Ichiromania returns to Japan: Will he retire or not?

TOKYO -- There's an adage in Japanese that translates easily to English.

Deru kugi wa utareru.

The nail that sticks up gets hammered down.

Ichiro Suzuki has been the nail in a culture that values formality, caution and deference to authority. Doing it his way, he's developed into Japan's greatest baseball player and arguably its best athlete.

"At such a young age he already had his own mind," said Keizo Konishi, a reporter with the Japanese news agency Kyodo. "The older generation tells young people what they should do. Particularly in the structured baseball world."

Ichiro has played 2,651 major league games since joining the Seattle Mariners in 2001. Konishi has seen almost every one; from Seattle to New York, then to Miami, and back to Seattle. Add on hundreds before that with the Orix BlueWave.

The odyssey returns him to Japan where Ichiro is expected to play in a two-game series when the Mariners and the Oakland A's open the season March 20-21 at the Tokyo Dome.

Afterward, who knows? Some Japanese want the 45-year-old to finally retire, and the Mariners have said they want to go with youth.

One thing is certain in Tokyo: Ichiromania rules.

He's a source of national pride; the first position player to make it big in the majors, countering the perception that the country produced only pitchers, and players like Ichiro were too small. He's revered for breaking through, for his fashion sense, and his Zen-like training. He'll be the first Japanese player inducted into the Baseball Hall of Fame, almost surely on the first ballot.

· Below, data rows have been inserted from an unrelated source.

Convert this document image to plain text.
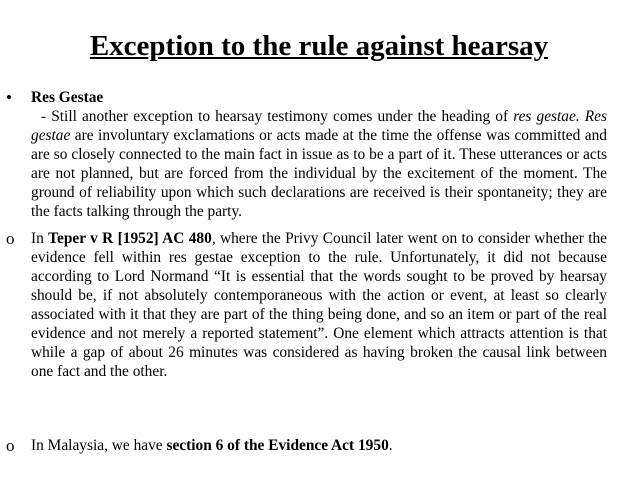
Exception to the rule against hearsay
• Res Gestae
- Still another exception to hearsay testimony comes under the heading of res gestae. Res gestae are involuntary exclamations or acts made at the time the offense was committed and are so closely connected to the main fact in issue as to be a part of it. These utterances or acts are not planned, but are forced from the individual by the excitement of the moment. The ground of reliability upon which such declarations are received is their spontaneity; they are the facts talking through the party.
o In Teper v R [1952] AC 480, where the Privy Council later went on to consider whether the evidence fell within res gestae exception to the rule. Unfortunately, it did not because according to Lord Normand “It is essential that the words sought to be proved by hearsay should be, if not absolutely contemporaneous with the action or event, at least so clearly associated with it that they are part of the thing being done, and so an item or part of the real evidence and not merely a reported statement”. One element which attracts attention is that while a gap of about 26 minutes was considered as having broken the causal link between one fact and the other.
o In Malaysia, we have section 6 of the Evidence Act 1950.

Takashi Yamakawa, the baseball editor at Kyodo, described two Ichiros.

"He's acting, I think. He's playing Ichiro," Yamakawa said. "There are two different aspects. There's the very normal, polite Japanese man. And there's maybe the real Ichiro breaking the rules, fighting for himself. He's always thinking in a different way."

If Ichiro is the seldom-bending nail, his father, Nobuyuki, was the hammer who put his son through rigorous, well-documented daily baseball training from age 7.

"It bordered on hazing and I suffered a lot. But I also couldn't say no to him," American Robert Whiting quoted Ichiro saying in his book The Samurai Way of Baseball. The book was first sold under the title The Meaning of Ichiro.

Whiting has spent much of his life in Japan writing about baseball and Japanese culture. He speculated that because of World War II and the American occupation, Japan developed an inferiority complex in relation to the United States. Tokyo's 1964 Olympics and the booming economy of the 1970s and 80s remedied much of that, and Ichiro and pitcher Hideo Nomo further boosted morale.

"The athletic field has a different kind of symbolism," Whiting said in an interview with AP. "No American could name a famous Japanese; not a top singer or the prime minister or even the emperor after Hirohito. The Japanese were simply known as people who could make things. But everybody could name Nomo and Ichiro. It had a huge impact on the country's psyche."

Ichiro was must-see TV when he joined the Mariners. Large-screen video displays in central Tokyo played -- and replayed -- every game as the Mariners won 116 times in the regular season. Ichiro won the American League batting title and was the league's Rookie of the Year and MVP.

An electrical engineer and a weekend baseball umpire and coach, Iwao Fukushi recalls getting up to watch the Mariners on TV in Gunma prefecture, just northwest of Tokyo, and then heading to work between innings.

"I would go to the office and then watch on the coffee break -- just five minutes," he said with a snicker, suggesting it might have been longer. "We saw him every day, and he seemed to always have one or two hits."

Fukushi said he believes Ichiro will continue playing after the opening games, or become a coach. Others think he should stop now.

Some on social media in Japan say he's being used mostly to sell merchandise, suggesting his value now is largely commercial.

"For me, he should quit here," said Takashi Yamakawa, the baseball editor. "Perfect. It's a beautiful story."